- Episode no.: Season 8 Episode 11
- Directed by: John Putch
- Written by: Kevin Biegel
- Production code: 712
- Original air date: March 18, 2009

Guest appearances
- Josh Elliott as Himself; Hannah Storm as Herself; Tim DeKay as Rich Hill; Robert Maschio as Dr. Todd Quinlan; Christa Miller as Jordan Sullivan; Phoebe Dorin as Mrs. Jensen; Kit Pongetti as Ladinia "Lady" Williams; Robert Clendenin as Dr. Paul Zeltzer;

Episode chronology
| ← Previous "My Comedy Show" | Next → "Their Story II" |
- Scrubs season 8

= My Nah Nah Nah =

"My Nah Nah Nah" is the eleventh episode of the eighth season and 161st overall episode of the American television sitcom Scrubs. Written by Kevin Biegel and directed by John Putch, it originally aired on March 18, 2009 on ABC.

== Plot ==
Turk hears about a risky therapeutic hypothermia procedure while watching SportsCenter, and he considers using it in an attempt to restore a paralyzed teenager's ability to walk. When he asks Carla for advice, she tells him to do what he would do if the patient were one of their children. Turk administers the treatment and later the patient moves his index finger, indicating that the treatment has worked, and Carla is proud of him, despite her anger after finding out Turk learned about the treatment from SportsCenter.

Jordan gets mad at Dr. Cox when he wears their wedding ring while Lady refuses to hold Janitor's hand, and this upsets and confuses the Janitor, to the amusement of J.D. Janitor begins avoiding Lady, fearing that she plans to break up with him. Elliot offers unsolicited advice to both Jordan and the Janitor, telling them not to be afraid of being vulnerable. Janitor sits down to talk with Lady, and is surprised to learn that Lady is simply a germophobe; Janitor learns that it can be fun to "steer" Lady away from germs with an affectionate hand on her shoulder. Jordan begins wearing her wedding ring as well, but forbids Dr. Cox to discuss it.

==Production==
According to Bill Lawrence, this episode reused some material of the never shown and only partly produced episode from season seven, "My Commitment", mainly that of Turk and SportsCenter, which was shot during the 2007–2008 Writers Guild of America strike.

During the end credits, Dr.
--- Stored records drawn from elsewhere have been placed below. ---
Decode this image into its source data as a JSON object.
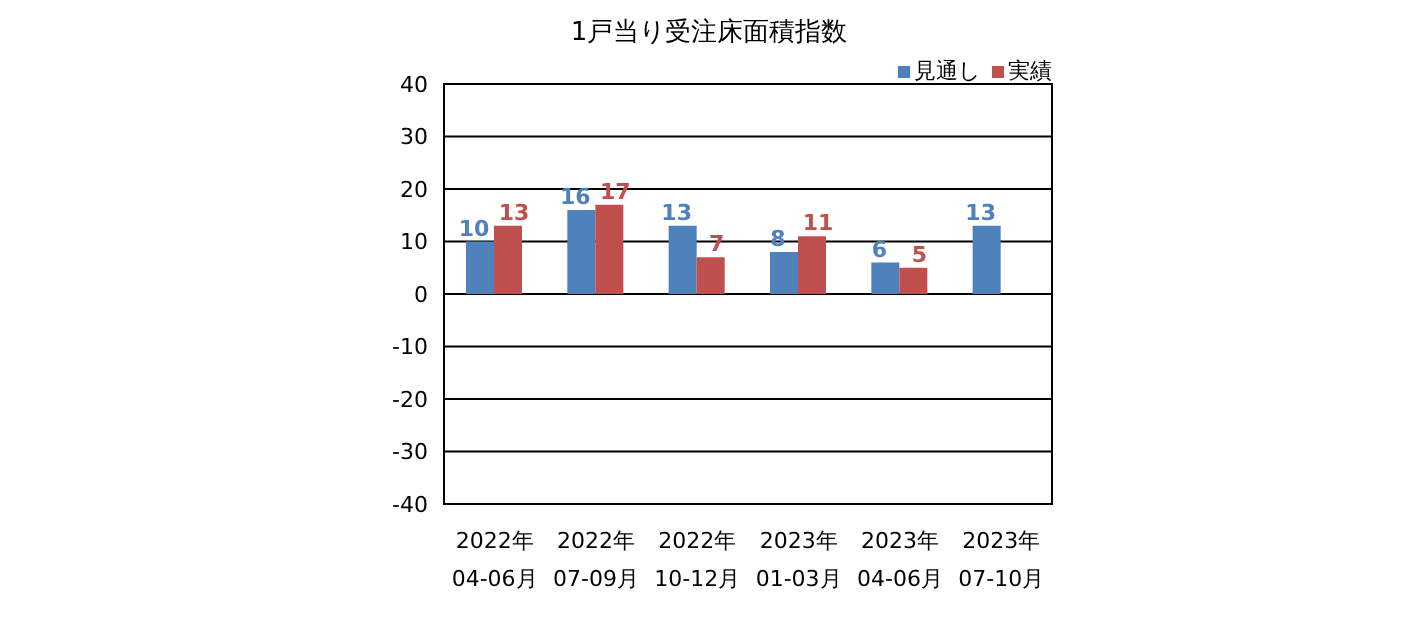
{
  "chart_data": {
    "type": "bar",
    "title": "1戸当り受注床面積指数",
    "categories": [
      "2022年\n04-06月",
      "2022年\n07-09月",
      "2022年\n10-12月",
      "2023年\n01-03月",
      "2023年\n04-06月",
      "2023年\n07-10月"
    ],
    "series": [
      {
        "name": "見通し",
        "color": "#4f81bd",
        "values": [
          10,
          16,
          13,
          8,
          6,
          13
        ]
      },
      {
        "name": "実績",
        "color": "#c0504d",
        "values": [
          13,
          17,
          7,
          11,
          5,
          null
        ]
      }
    ],
    "ylim": [
      -40,
      40
    ],
    "yticks": [
      -40,
      -30,
      -20,
      -10,
      0,
      10,
      20,
      30,
      40
    ],
    "grid": "y",
    "legend": "top right",
    "data_labels": true
  }
}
Cox hurls J.D. onto a hospital bed, and claims that it is "Involuntary Luge". This can also be found on the Season 5 DVD set, on the first DVD, as a hidden extra.

==Reception==
The TV Critic commented that this episode featured lazy writing and poor comedy, particularly since it did not feature the new interns, who "really gave this show a new lease of life", and also noted that as the finale approaches the stories become happier and happier.

Alan Sepinwall of The Star-Ledger also noted that he found himself wishing for some of the absent recurring characters and said this episode felt like the "flattest episode of the season".

Seth Amitin of IGN believed that Scrubs took its tie-in with SportsCenter too far, saying that it felt as though Scrubs was trying too hard to appease their new channel. However, he felt this led to an interesting episode, which ended on a hopeful note, which, Amitin added, he hopes the series as a whole will do.